Und genauso wie ich es gerade eben meinte, dass für viele Mode ein Ausdrucksmittel ist, indem sie sich selber zeigen, weil sie vielleicht auch sonderbar sind zum Beispiel, und das ihre Möglichkeit ist, sich auszudrücken und zu zeigen, ich sehe Farben, ich mag Muster, ich kann tolle Sachen kombinieren, da kommen so schöne Sachen daraus und deswegen finde ich einfach, das Mode vor allem barrierefrei und inklusive Kleidung Auch modisch sein soll, weil es gibt so viele junge Frauen und Männer da draußen, die Wert auf ne Optik legen und die nicht auffallen wollen.

Das heißt, natürlich ist ein Rollstuhl ein Indiz dafür, dass man eine körperliche Behinderung hat, aber man möchte auch an manchen Stellen einfach wie alle anderen sein und auch irgendwie modisch sein und das kann ich auch auf ein Stück weit verstehen und möchte einfach nicht immer der Sonderling oder irgendwie anders sein in einem Raum und. Ist das auch einfach eine Art und Weise, deshalb barrierefreie Mode .

Claire folgen

Domingos: Wo kann man denn dir folgen, wenn man sich weiterhin für das Thema interessiert?

Claire: Genau, also ich bin tatsächlich auf Instagram unterwegs, merke aber immer wieder, dass ich da auch einfach so ein bisschen auf Hürden stoße, auch was das Thema Barrierefreiheit tatsächlich angeht. Da berichte ich auch immer recht aktiv aus meinem Alltagsleben, auch was ich gerade mache. Dass ich gerade neue Sachen ausprobiere zum Beispiel oder so.

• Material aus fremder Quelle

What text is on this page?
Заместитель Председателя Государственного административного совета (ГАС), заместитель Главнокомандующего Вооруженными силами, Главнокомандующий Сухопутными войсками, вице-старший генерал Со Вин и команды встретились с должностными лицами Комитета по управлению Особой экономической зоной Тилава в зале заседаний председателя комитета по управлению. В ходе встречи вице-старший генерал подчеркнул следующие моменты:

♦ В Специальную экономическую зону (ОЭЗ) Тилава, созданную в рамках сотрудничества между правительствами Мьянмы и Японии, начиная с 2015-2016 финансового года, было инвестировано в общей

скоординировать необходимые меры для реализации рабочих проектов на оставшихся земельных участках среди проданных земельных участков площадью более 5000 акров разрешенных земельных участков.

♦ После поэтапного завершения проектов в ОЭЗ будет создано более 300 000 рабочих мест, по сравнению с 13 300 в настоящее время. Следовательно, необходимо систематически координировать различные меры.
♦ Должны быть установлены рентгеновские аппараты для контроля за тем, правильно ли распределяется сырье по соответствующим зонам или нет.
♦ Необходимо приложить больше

Und dann bin ich sehr stark auf linkedin aktiv, weil ich einfach den Austausch mit den anderen Menschen sehr wichtig finde. Weil das hab ich vorhin gar nicht angesprochen. Ich lasse ja auch inklusiv produzieren, das bedeutet, meine Produkte werden von Menschen mit Behinderung einer Inklusionswerkstatt hergestellt und da war es mir halt sehr, sehr wichtig, dass die Menschen versicherungspflichtig auf dem ersten Arbeitsmarkt sind, um auch einfach zu zeigen, ein Stück weit so Hey, Menschen mit Behinderung können genauso viel wie Menschen ohne Behinderung, und nur, weil man eine Behinderung hat, heißt es nicht, dass Personen irgendwie weniger Leistung bringen können oder schlechter sind. Und dabei setz ich mich halt auch sehr stark für dieses Thema ein und möchte auch einfach aufklären und Unternehmen zeigen, dass Inklusion und ein inklusives Team wirklich auch ein Erfolgsfaktor sind, weil plötzlich mehrere Blickwinkel gesehen werden und dadurch auch Produkte zum Beispiel vielschichtiger werden und besonderer werden und das auch für den Endkunden am Ende einfach spannend ist. Und deswegen bin ich auch auf linkedin. Und ein Freund und ich, der Bastian. Wir haben tatsächlich auch einen Podcast, der ist auch überall erhältlich, da kann man uns auch ein bisschen kennenlernen, weil da sprechen wir auch eher über Alltagsthemen und zeigen da einmal den Blickwinkel von einer Person mit Behinderung, einmal den Blickwinkel von einer Person ohne Behinderung sprechen zum Beispiel über so Themen wie wie kocht man, wenn man spastiker ist oder noch zu demonstrieren, wie wichtig ist es, sich für die Umsetzung der UN-behindertenrechtskonvention einzusetzen etc.